Passed by Congress in 1962 and ratified on Jan. 23, 1964, the 24th Amendment outlaws the use of a poll tax in federal elections. Previously, poll taxes are imposed on voters in both state and federal elections to prevent low-income Americans, particularly African Americans, from exercising their right to vote. The amendment states: “The right of citizens of the United States to vote in any primary or other election for President or Vice President, for electors for President or Vice President, or for Senator or Representative in Congress, shall not be denied or abridged by the United States or any State by reason of failure to pay poll tax or other tax.”

1965Virginia Residency Requirement Struck Down

After ratification of the 24th Amendment, Virginia amends its poll tax law. Voters can either pay the poll tax or file a “certificate of residency” proving they had lived in the state six months before the election. In Harman v. Forssenius, the U.S. Supreme Court rules that this burden of proving residency so far ahead of an election is unconstitutional and violates the 24th Amendment.

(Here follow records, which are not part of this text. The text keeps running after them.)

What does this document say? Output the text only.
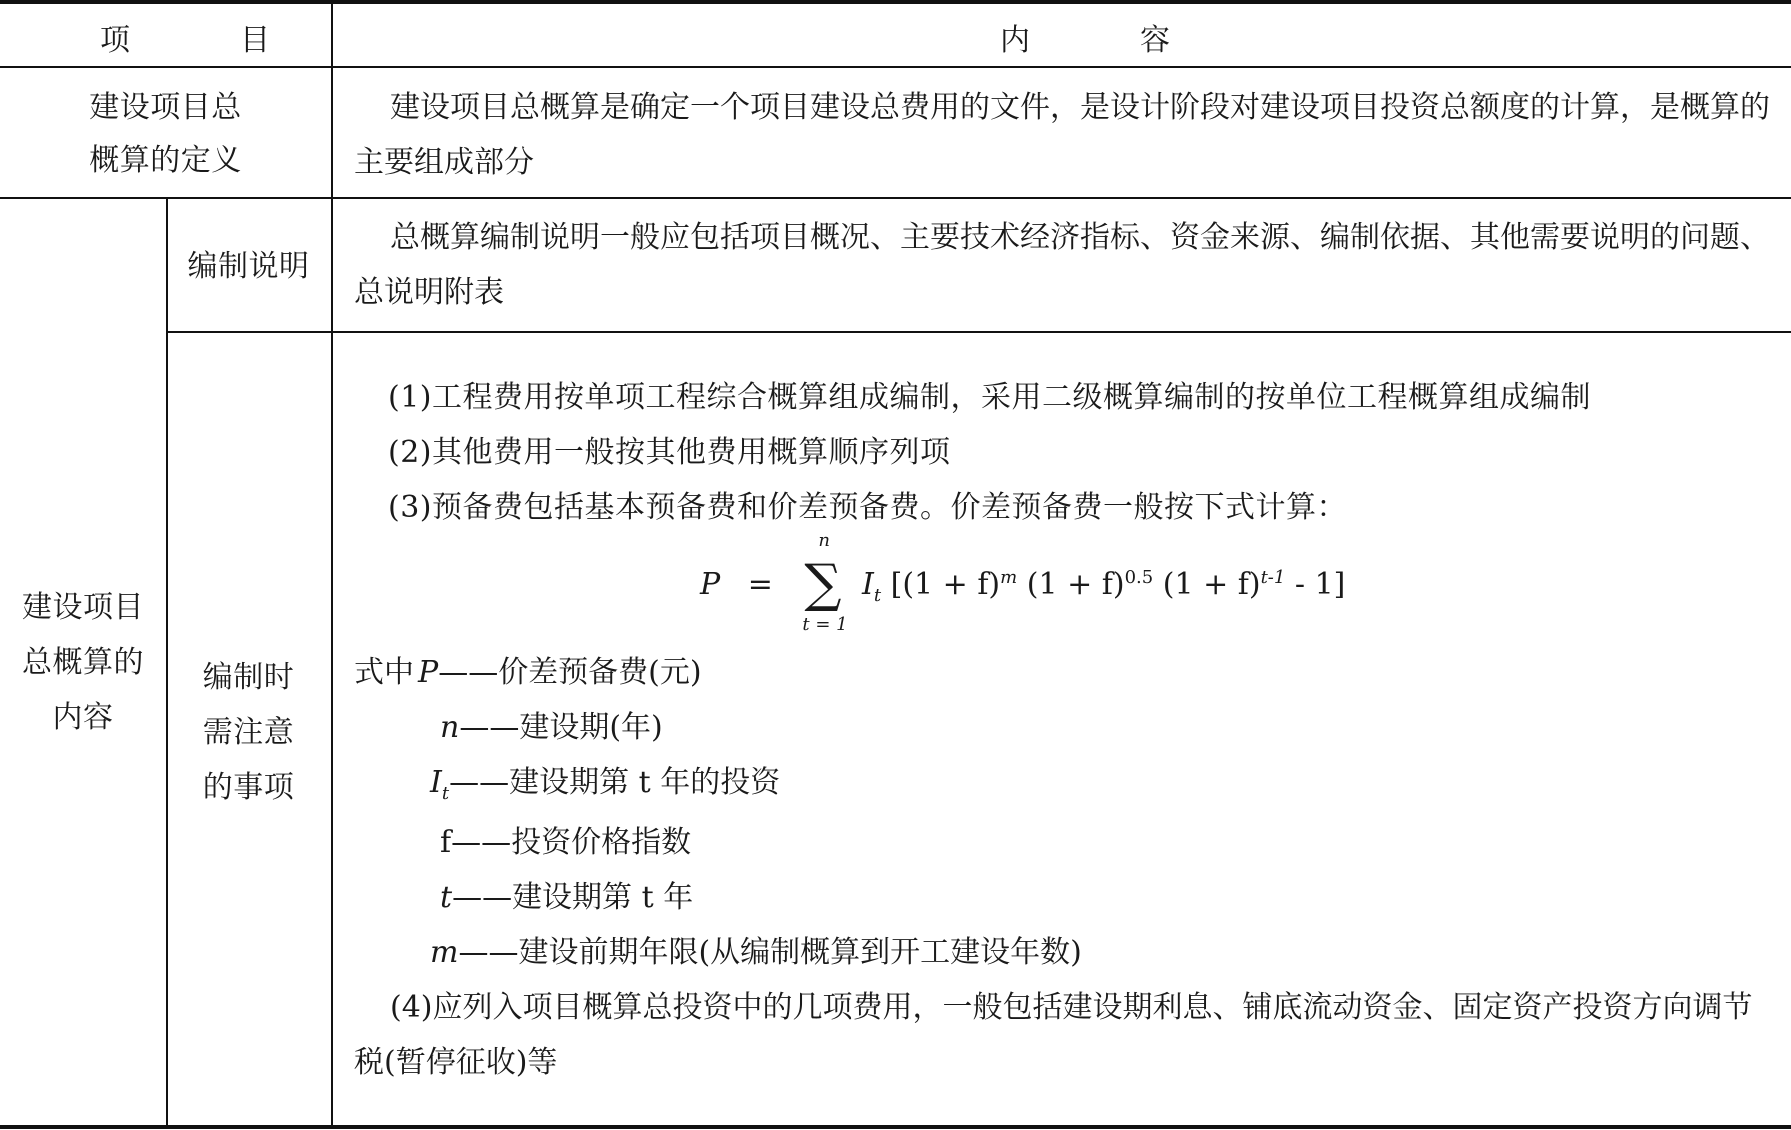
项　目	内　容
建设项目总
概算的定义
建设项目总概算是确定一个项目建设总费用的文件，是设计阶段对建设项目投资总额度的计算，是概算的主要组成部分
建设项目
总概算的
内容
编制说明
总概算编制说明一般应包括项目概况、主要技术经济指标、资金来源、编制依据、其他需要说明的问题、总说明附表
编制时
需注意
的事项
(1)工程费用按单项工程综合概算组成编制，采用二级概算编制的按单位工程概算组成编制
(2)其他费用一般按其他费用概算顺序列项
(3)预备费包括基本预备费和价差预备费。价差预备费一般按下式计算：
P =
n
∑
t = 1
$I_t$ [$(1 + f)^m$ $(1 + f)^{0.5}$ $(1 + f)^{t-1} - 1$]
式中 P——价差预备费(元)
n——建设期(年)
$I_t——$建设期第 t 年的投资
f——投资价格指数
t——建设期第 t 年
m——建设前期年限(从编制概算到开工建设年数)
(4)应列入项目概算总投资中的几项费用，一般包括建设期利息、铺底流动资金、固定资产投资方向调节税(暂停征收)等
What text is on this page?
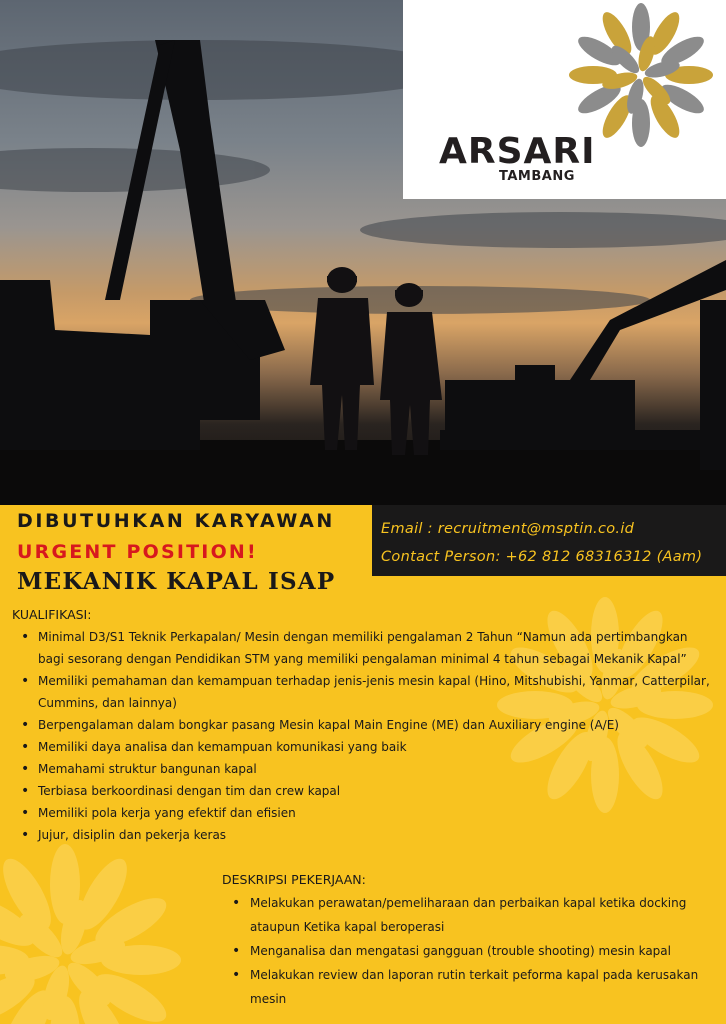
ARSARI
TAMBANG
Email : recruitment@msptin.co.id
Contact Person: +62 812 68316312 (Aam)
DIBUTUHKAN KARYAWAN
URGENT POSITION!
MEKANIK KAPAL ISAP
KUALIFIKASI:
• Minimal D3/S1 Teknik Perkapalan/ Mesin dengan memiliki pengalaman 2 Tahun “Namun ada pertimbangkan bagi sesorang dengan Pendidikan STM yang memiliki pengalaman minimal 4 tahun sebagai Mekanik Kapal”
• Memiliki pemahaman dan kemampuan terhadap jenis-jenis mesin kapal (Hino, Mitshubishi, Yanmar, Catterpilar, Cummins, dan lainnya)
• Berpengalaman dalam bongkar pasang Mesin kapal Main Engine (ME) dan Auxiliary engine (A/E)
• Memiliki daya analisa dan kemampuan komunikasi yang baik
• Memahami struktur bangunan kapal
• Terbiasa berkoordinasi dengan tim dan crew kapal
• Memiliki pola kerja yang efektif dan efisien
• Jujur, disiplin dan pekerja keras
DESKRIPSI PEKERJAAN:
• Melakukan perawatan/pemeliharaan dan perbaikan kapal ketika docking ataupun Ketika kapal beroperasi
• Menganalisa dan mengatasi gangguan (trouble shooting) mesin kapal
• Melakukan review dan laporan rutin terkait peforma kapal pada kerusakan mesin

1965Voting Rights Act Of 1965 Signed Into Law

Finding that federal anti-discrimination laws, particularly the Civil Rights Act of 1964, are not sufficient to overcome the resistance by state officials to enforce the 15th Amendment (as soon as one discriminatory practice is struck down, states impose a new one), Congress adopts this comprehensive voting rights law. The legislation, which President Lyndon Johnson signs into law on Aug. 6, 1965, temporarily suspends literacy tests and provides for the appointment of federal examiners (with the power to register qualified citizens to vote) in voting districts across the nation. Under this law, any racially discriminatory act that prevents Americans from voting is prohibited. After its passage, the voting rate for African Americans will increase rapidly.

1966Poll Taxes Ruled Unconstitutional In State And Federal Elections

In Harper v. Virginia Board of Elections, the U.S. Supreme Court overrules its decision in Breedlove v. Suttles, declaring that the use of a poll tax at state elections is unconstitutional. The Court holds that such “invidious discrimination” based on economic status violates the equal protection clause of the 14th Amendment. As a result of this ruling and the earlier passage of the 24th Amendment, poll taxes cannot be used in either federal or state elections.